TORRI GEMELLE: FISICA DEL CROLLO
L’episodio ricostruisce minuto per minuto la mattina dell’attacco alle Torri Gemelle attraverso immagini girate dai cittadini, analizzando la struttura ingegneristica degli edifici, la dinamica fisica del crollo e le ragioni per cui anche la Torre 7 cedette ore dopo l’impatto degli aerei.

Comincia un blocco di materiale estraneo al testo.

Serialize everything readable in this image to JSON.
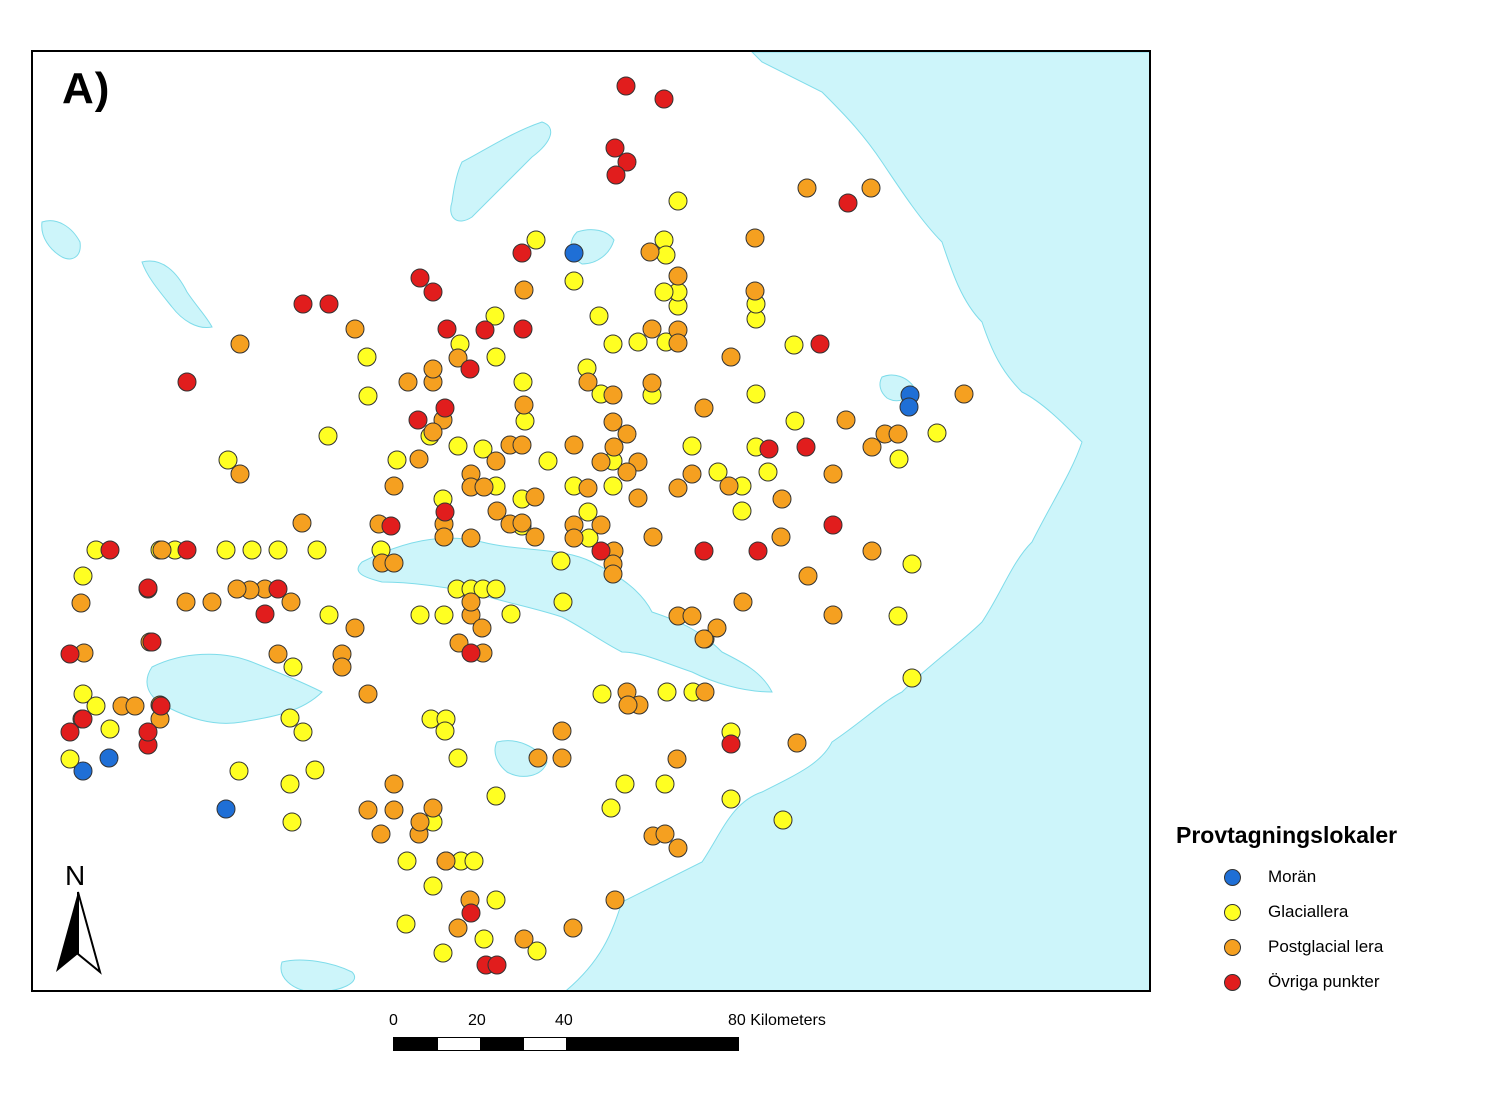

I tre episodi successivi, a cadenza settimanale, affrontano altrettanti grandi disastri: l’esplosione del reattore di Chernobyl, con una spiegazione del meccanismo di fissione e del cosiddetto avvelenamento da xeno; il meltdown della centrale di Fukushima l’11 marzo 2011, con un confronto puntuale con l’incidente sovietico del 1986; e infine il naufragio del Titanic, analizzato come risultato di una catena di concause ingegneristiche e tecnologiche.
DAI REATTORI AL TITANIC
Ogni puntata combina ricostruzione scientifica, dati, immagini e testimonianze, con l’obiettivo dichiarato di andare oltre la cronaca per identificare errori umani, difetti di progettazione e decisioni che trasformarono situazioni critiche in catastrofi.
«Geopop Racconta» è una produzione Geopop per Warner Bros. Discovery. Gli episodi sono disponibili in anteprima su discovery+ a rilascio settimanale.
Divulgazione web: il salto tv regge?
Geopop ha raggiunto oltre 3 milioni di iscritti su YouTube e più di 2,5 milioni di follower su Instagram, con video che superano regolarmente i 5 milioni di visualizzazioni: numeri che lo collocano tra i canali di divulgazione italiani più seguiti in assoluto. Il passaggio al digitale terrestre ricorda percorsi analoghi già tentati in Italia con risultati alterni: nel 2018 Luca Mercalli portò la divulgazione climatica su Rai3 con «Scala Mercalli», che non replicò i picchi di ascolto sperati. Per il Nove, reduce da una stagione 2025-2026 in cui «Che Tempo Che Fa» ha stabilizzato la rete intorno al 4-5% di share medio, la scommessa è verificare se un pubblico abituato allo scroll verticale regga il formato televisivo da 60 minuti. Il tema dell’11 settembre, a 25 anni esatti, garantisce un aggancio editoriale forte: nel 2021, per il ventennale, Rai1 registrò con i documentari dedicati punte oltre il 15% di share.